In the first quarter of 2024, the number of hedge funds with stakes in Citigroup Inc. (NYSE:C) increased to 94 from 87 in the previous quarter, according to Insider Monkey’s database. The combined value of these stakes is approximately $10.64 billion. Warren Buffett’s Berkshire Hathaway emerged as the largest stakeholder among these hedge funds during this period.

Silver Beech Capital stated the following regarding Citigroup Inc. (NYSE:C) in its first quarter 2024 investor letter:

“Since the beginning of 2023, Citigroup Inc. (NYSE:C) has been one of the Fund’s largest holdings.
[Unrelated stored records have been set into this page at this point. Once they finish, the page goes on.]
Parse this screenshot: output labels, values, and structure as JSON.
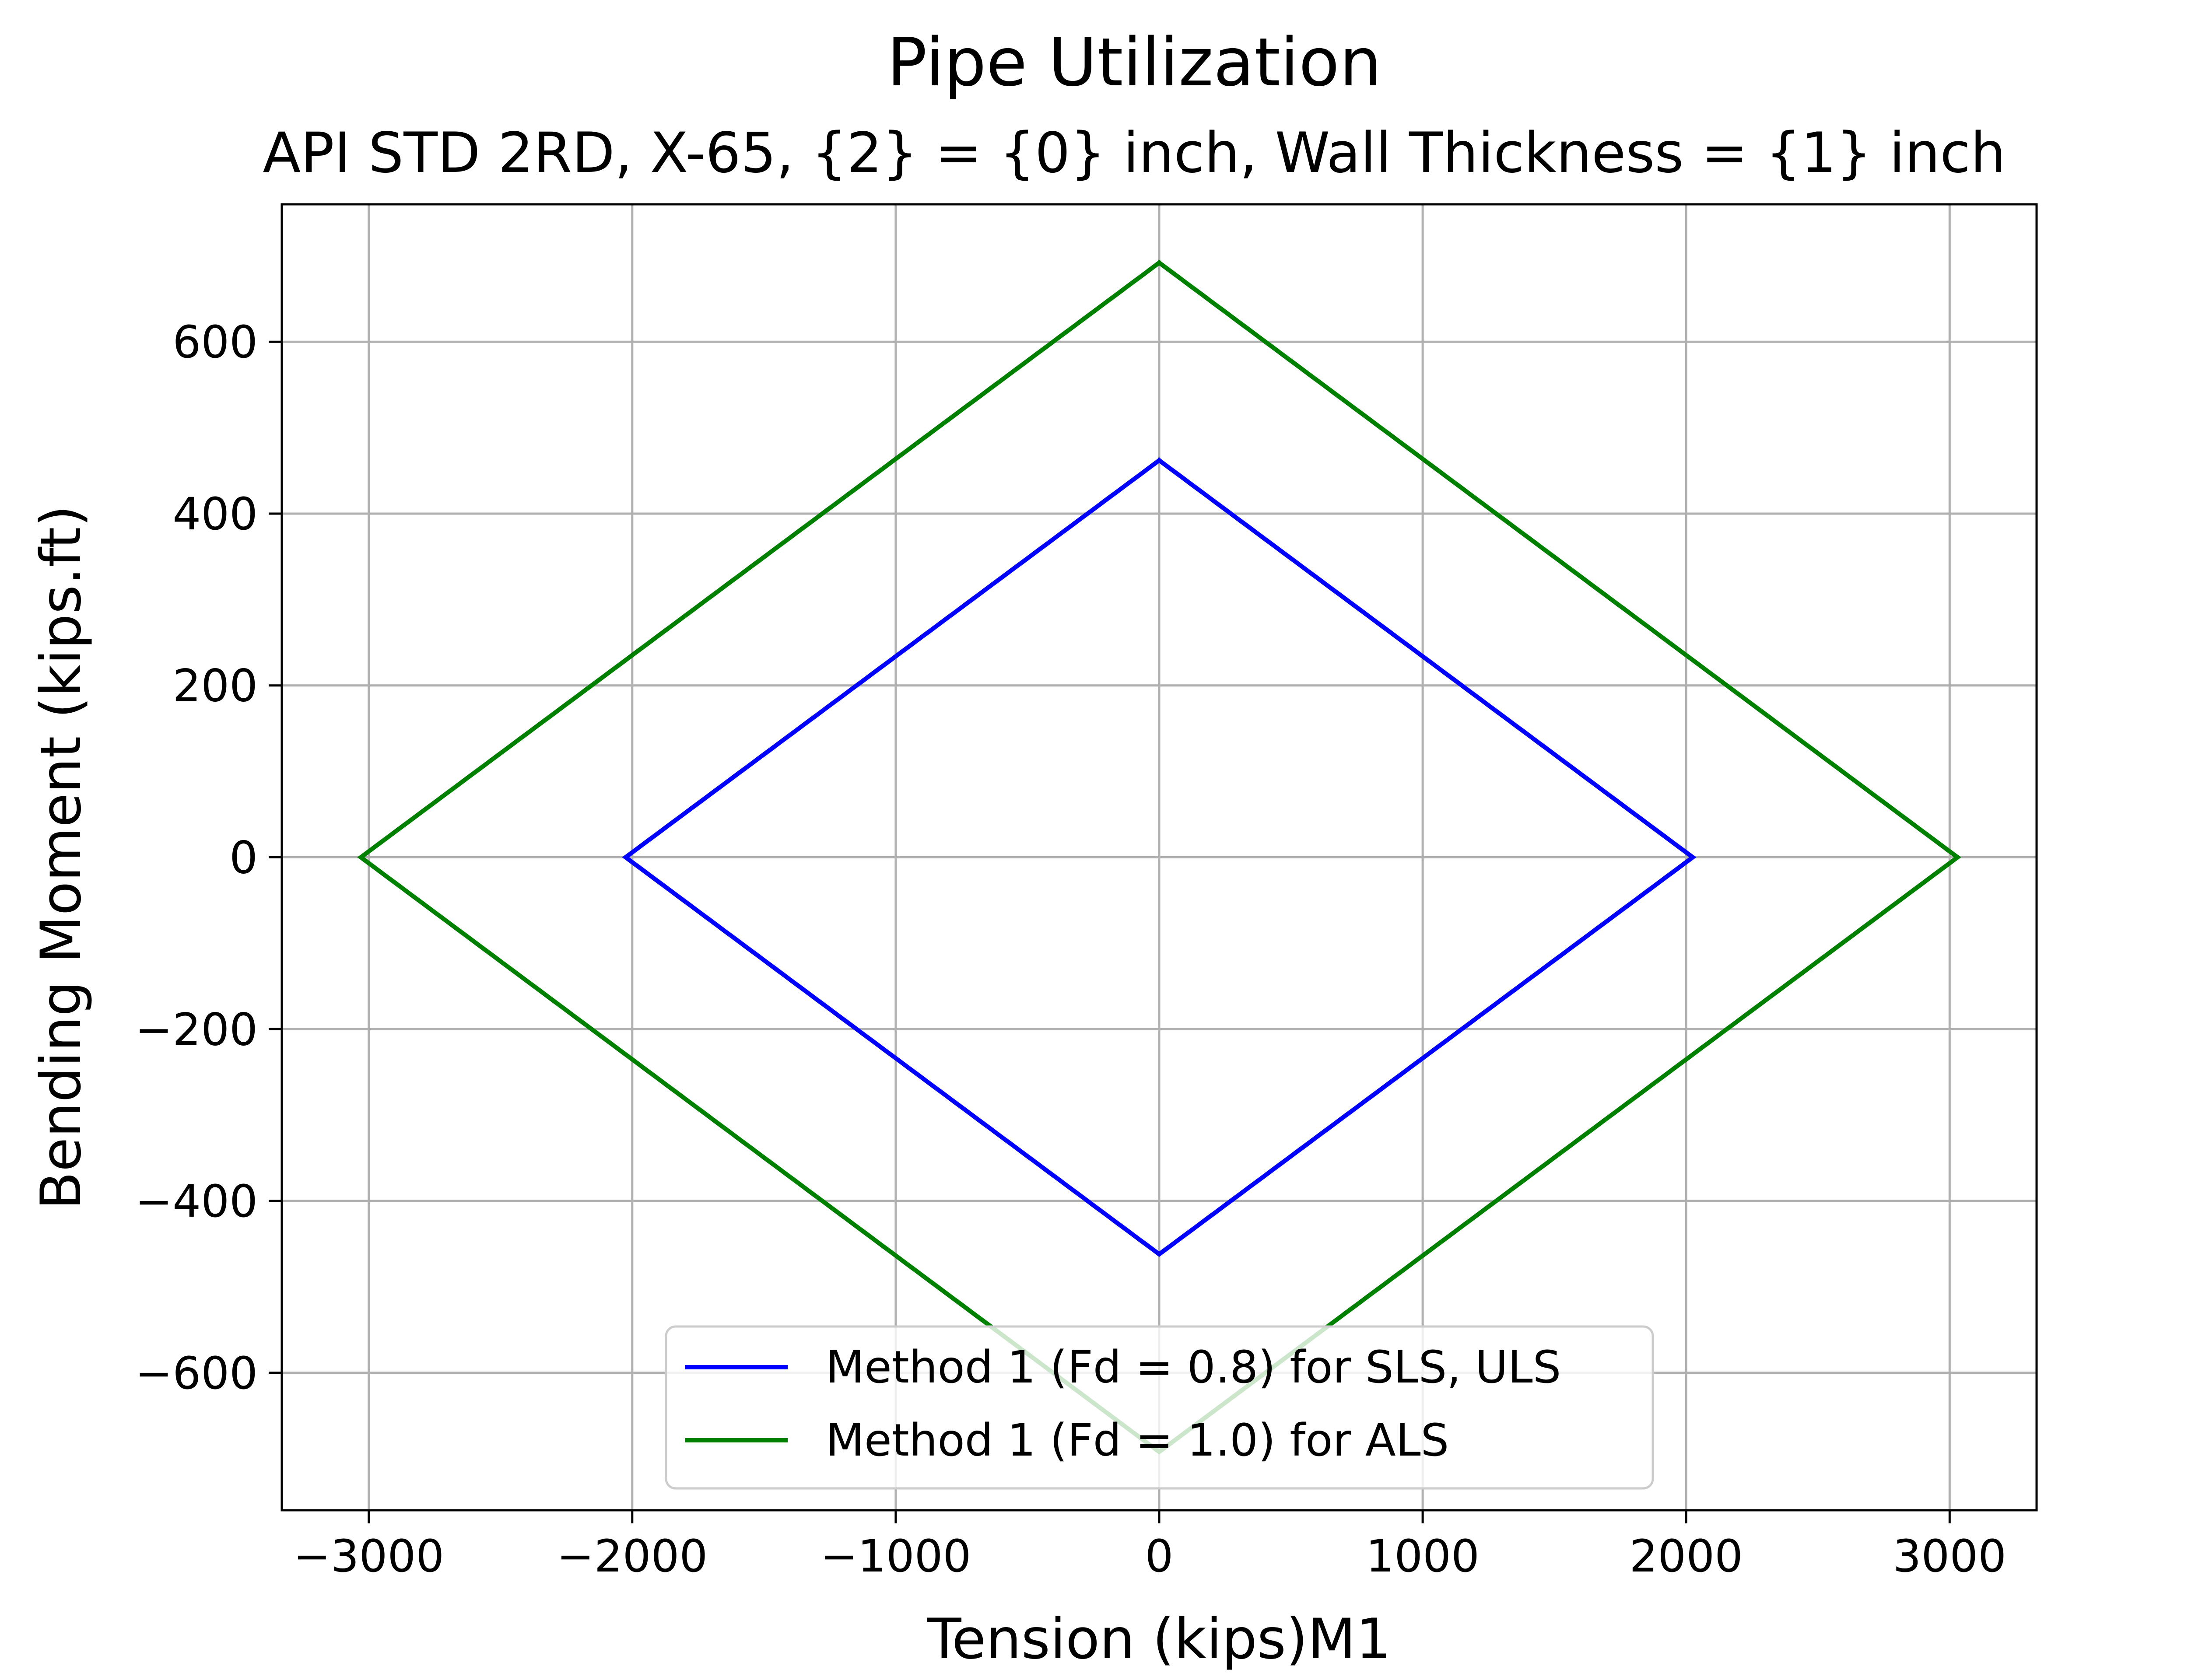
{
  "chart_data": {
    "type": "line",
    "title": "Pipe Utilization",
    "subtitle": "API STD 2RD, X-65, {2} = {0} inch, Wall Thickness = {1} inch",
    "xlabel": "Tension (kips)M1",
    "ylabel": "Bending Moment (kips.ft)",
    "xlim": [
      -3330,
      3330
    ],
    "ylim": [
      -760,
      760
    ],
    "xticks": [
      -3000,
      -2000,
      -1000,
      0,
      1000,
      2000,
      3000
    ],
    "xtick_labels": [
      "−3000",
      "−2000",
      "−1000",
      "0",
      "1000",
      "2000",
      "3000"
    ],
    "yticks": [
      600,
      400,
      200,
      0,
      -200,
      -400,
      -600
    ],
    "ytick_labels": [
      "600",
      "400",
      "200",
      "0",
      "−200",
      "−400",
      "−600"
    ],
    "grid": true,
    "legend_position": "lower center",
    "series": [
      {
        "name": "Method 1 (Fd = 0.8) for SLS, ULS",
        "color": "#0000ff",
        "x": [
          0,
          2025,
          0,
          -2025,
          0
        ],
        "y": [
          462,
          0,
          -462,
          0,
          462
        ]
      },
      {
        "name": "Method 1 (Fd = 1.0) for ALS",
        "color": "#008000",
        "x": [
          0,
          3030,
          0,
          -3030,
          0
        ],
        "y": [
          692,
          0,
          -692,
          0,
          692
        ]
      }
    ]
  }
}
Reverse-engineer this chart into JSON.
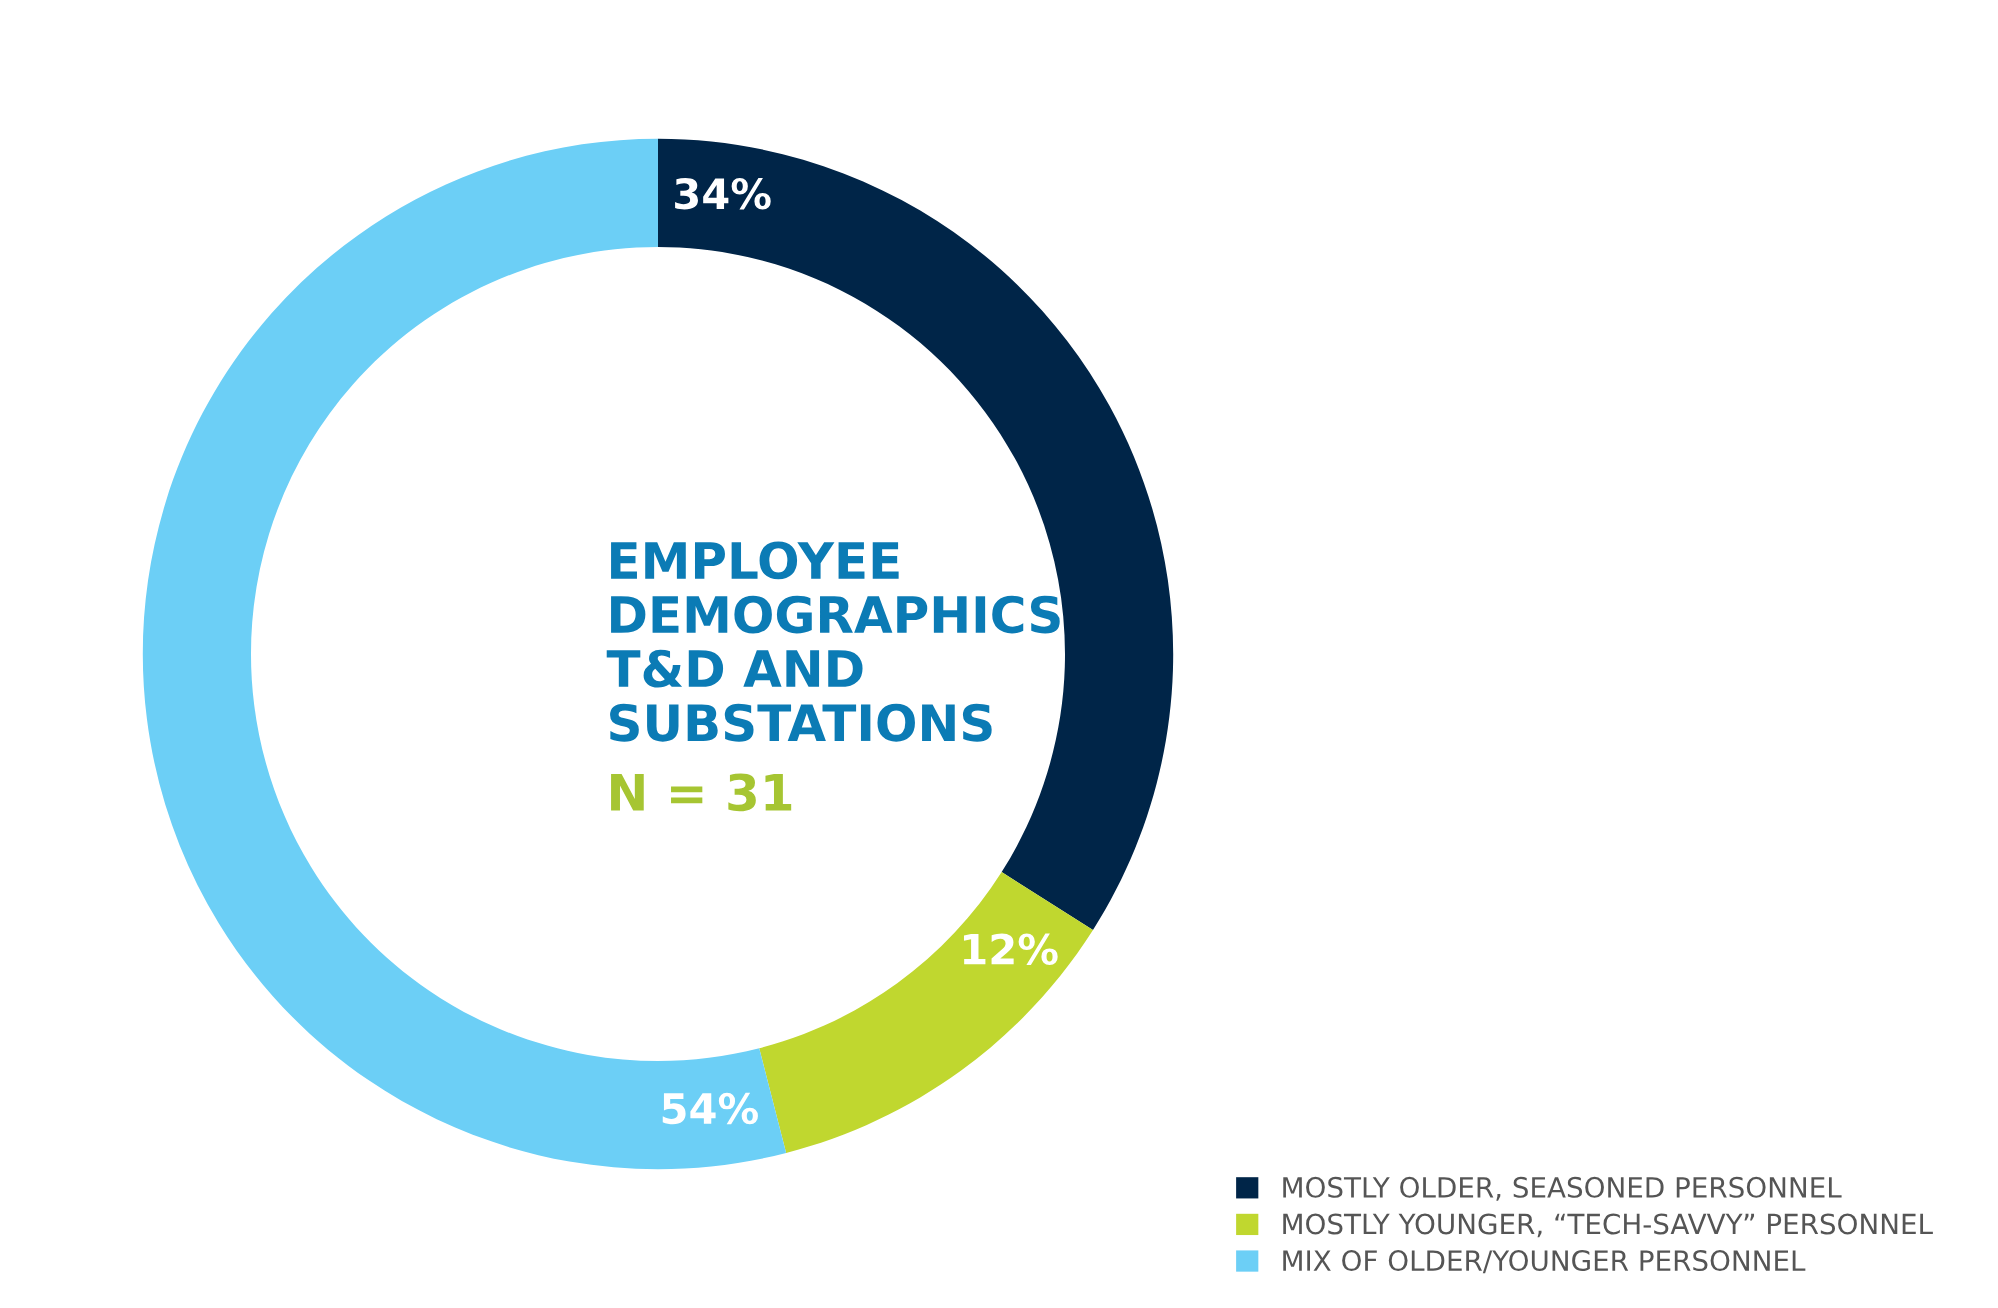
{
  "chart_data": {
    "type": "donut",
    "title": "EMPLOYEE\nDEMOGRAPHICS\nT&D AND\nSUBSTATIONS",
    "subtitle": "N = 31",
    "categories": [
      "MOSTLY OLDER, SEASONED PERSONNEL",
      "MOSTLY YOUNGER, “TECH-SAVVY” PERSONNEL",
      "MIX OF OLDER/YOUNGER PERSONNEL"
    ],
    "values": [
      34,
      12,
      54
    ],
    "colors": [
      "#002548",
      "#c0d72f",
      "#6ccff6"
    ],
    "value_labels": [
      "34%",
      "12%",
      "54%"
    ],
    "legend": "bottom right"
  }
}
In our Q3 2023 investor letter, we laid out our core investment thesis for Citi: although the bank was an underperformer (weak returns on equity), Citi was (1) less risky than it had ever been and (2) cheaper than it had ever been. The Fund’s investment thesis for Citi featured in a November 2023 Euromoney article Citi 2.0: If she builds it, will they come?

The market narrative has started to converge on our investment thesis. During the first quarter, Citi was the best-performing bank stock in the S&P 500 index. However, improvements in Citi’s operating performance have come more slowly than its share price gains. Due to this converging market perception with our own thesis, the Fund exited its position in Citi. The Fund’s stake in Citi generated a 34% gross IRR over our 14-month investment period.”